By Mike Wackett (The Loadstar) – Athens-based non-operating containership owner Danaos Corporation said today it expected container trade demand would surpass supply growth next year.
During its third-quarter results presentation, chief executive John Coustas was bullish on the sector’s outlook, attributing the improving prospects to a combination of low orderbooks and the indirect windfalls for shipowners from the IMO’s 0.5% sulphur cap on marine fuel that comes into effect on 1 January.
“We are aligned with the shipping analyst reports, and our expectation is that container trade demand growth will outpace supply growth for the first time in almost 10 years,” said Dr Coustas.

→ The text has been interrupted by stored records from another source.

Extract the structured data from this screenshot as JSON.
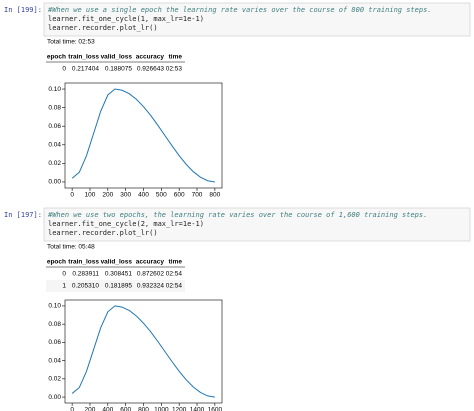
{
  "cells": [
    {
      "prompt": "In [199]:",
      "code": [
        "#When we use a single epoch the learning rate varies over the course of 800 training steps.",
        "learner.fit_one_cycle(1, max_lr=1e-1)",
        "learner.recorder.plot_lr()"
      ],
      "total_time": "Total time: 02:53",
      "table": {
        "header": [
          "epoch",
          "train_loss",
          "valid_loss",
          "accuracy",
          "time"
        ],
        "rows": [
          [
            "0",
            "0.217404",
            "0.188075",
            "0.926643",
            "02:53"
          ]
        ]
      }
    },
    {
      "prompt": "In [197]:",
      "code": [
        "#When we use two epochs, the learning rate varies over the course of 1,600 training steps.",
        "learner.fit_one_cycle(2, max_lr=1e-1)",
        "learner.recorder.plot_lr()"
      ],
      "total_time": "Total time: 05:48",
      "table": {
        "header": [
          "epoch",
          "train_loss",
          "valid_loss",
          "accuracy",
          "time"
        ],
        "rows": [
          [
            "0",
            "0.283911",
            "0.308451",
            "0.872602",
            "02:54"
          ],
          [
            "1",
            "0.205310",
            "0.181895",
            "0.932324",
            "02:54"
          ]
        ]
      }
    }
  ],
  "chart_data": [
    {
      "type": "line",
      "x": [
        0,
        40,
        80,
        120,
        160,
        200,
        240,
        280,
        320,
        360,
        400,
        440,
        480,
        520,
        560,
        600,
        640,
        680,
        720,
        760,
        800
      ],
      "values": [
        0.004,
        0.0104,
        0.028,
        0.052,
        0.076,
        0.0936,
        0.1,
        0.0987,
        0.095,
        0.089,
        0.081,
        0.0717,
        0.0611,
        0.05,
        0.0389,
        0.0283,
        0.0188,
        0.0109,
        0.005,
        0.0013,
        0
      ],
      "color": "#1f77b4",
      "xlim": [
        -40,
        840
      ],
      "ylim": [
        -0.0065,
        0.1065
      ],
      "xticks": [
        0,
        100,
        200,
        300,
        400,
        500,
        600,
        700,
        800
      ],
      "yticks": [
        {
          "value": 0,
          "label": "0.00"
        },
        {
          "value": 0.02,
          "label": "0.02"
        },
        {
          "value": 0.04,
          "label": "0.04"
        },
        {
          "value": 0.06,
          "label": "0.06"
        },
        {
          "value": 0.08,
          "label": "0.08"
        },
        {
          "value": 0.1,
          "label": "0.10"
        }
      ]
    },
    {
      "type": "line",
      "x": [
        0,
        80,
        160,
        240,
        320,
        400,
        480,
        560,
        640,
        720,
        800,
        880,
        960,
        1040,
        1120,
        1200,
        1280,
        1360,
        1440,
        1520,
        1600
      ],
      "values": [
        0.004,
        0.0104,
        0.028,
        0.052,
        0.076,
        0.0936,
        0.1,
        0.0987,
        0.095,
        0.089,
        0.081,
        0.0717,
        0.0611,
        0.05,
        0.0389,
        0.0283,
        0.0188,
        0.0109,
        0.005,
        0.0013,
        0
      ],
      "color": "#1f77b4",
      "xlim": [
        -80,
        1680
      ],
      "ylim": [
        -0.0065,
        0.1065
      ],
      "xticks": [
        0,
        200,
        400,
        600,
        800,
        1000,
        1200,
        1400,
        1600
      ],
      "yticks": [
        {
          "value": 0,
          "label": "0.00"
        },
        {
          "value": 0.02,
          "label": "0.02"
        },
        {
          "value": 0.04,
          "label": "0.04"
        },
        {
          "value": 0.06,
          "label": "0.06"
        },
        {
          "value": 0.08,
          "label": "0.08"
        },
        {
          "value": 0.1,
          "label": "0.10"
        }
      ]
    }
  ]
}
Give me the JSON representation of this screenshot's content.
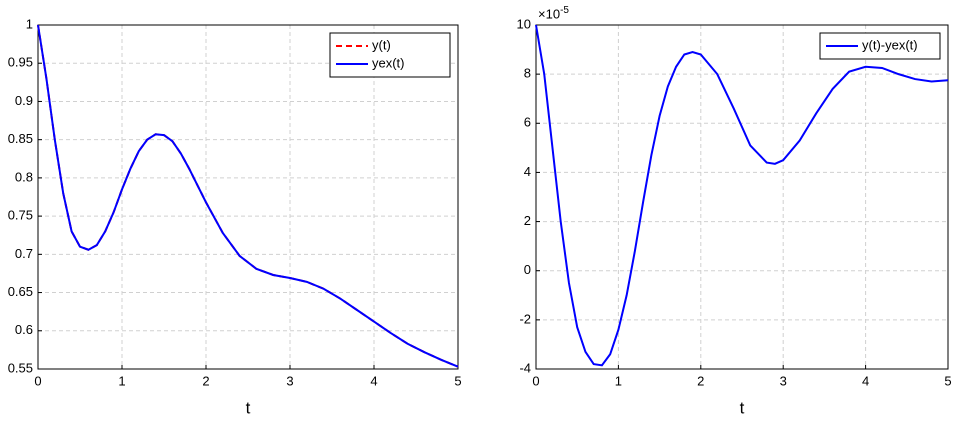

He noted that the IMF was currently forecasting global GDP growth at 3.5% for next year, while analysts predict container trade expansion slightly higher, at 4%, compared with the growth in capacity, which is not expected to exceed 3%.
“Market participants, mainly liner companies, have generally remained reluctant to place newbuilding orders until the US-China trade talks are settled and the IMO regulations come into effect,” he said.
The lack of newbuild deliveries next year, together with the decrease in the containership fleet due to the retrofitting of scrubbers, would, according to Dr Coustas, continue to underpin the charter market next year.
NYSE-listed Danaos reported that the containership charter market had “strengthened considerably during the last six months”, particularly for vessels over 5,500 teu – albeit, it said, there had also been an improvement in charter rates for panamax vessels.
“Larger vessel classes have seen the greatest downtime (due to scrubber retrofitting) and we expect this to continue through 2020 and help to contribute to a healthy charter market. This coincides with improving underlying market demand supply fundaments,” said Danaos.
During Q3, Danaos operated an average of 55 ships, ranging from 2,200 teu to 13,100 teu, which were generally fixed long-term with liner shipping companies.
Fleet utilisation during the quarter stood at 98.7%, which compares with 97.4% for the same period the previous year.
Net income for Q3 was $37.9m from operating revenue of $111.8m, and $110.7m for the nine-month period from $337m of revenue. As at 30 September, the total contracted revenue covered by charter parties stood at $1.4bn.
As a consequence of improved daily hire rates, the asset value of Danaos’s fleet has increased from $1.1bn in January to $1.38bn, according to the latest data from vesselsvalue.com. As an example, the asset value of the 13,100 teu Maersk Exeter, on long-term charter to Maersk, has jumped from $75m to $85m.
In terms of adding ships to its fleet, on 2 October, Danaos completed the purchase of the 2005-built 8,100 teu Conti Champion from German shipowner Reederei NSB for a price of $25m. The vessel is expected to be delivered by the end of May and it is understood that a long-term charter has already been agreed with a major container line.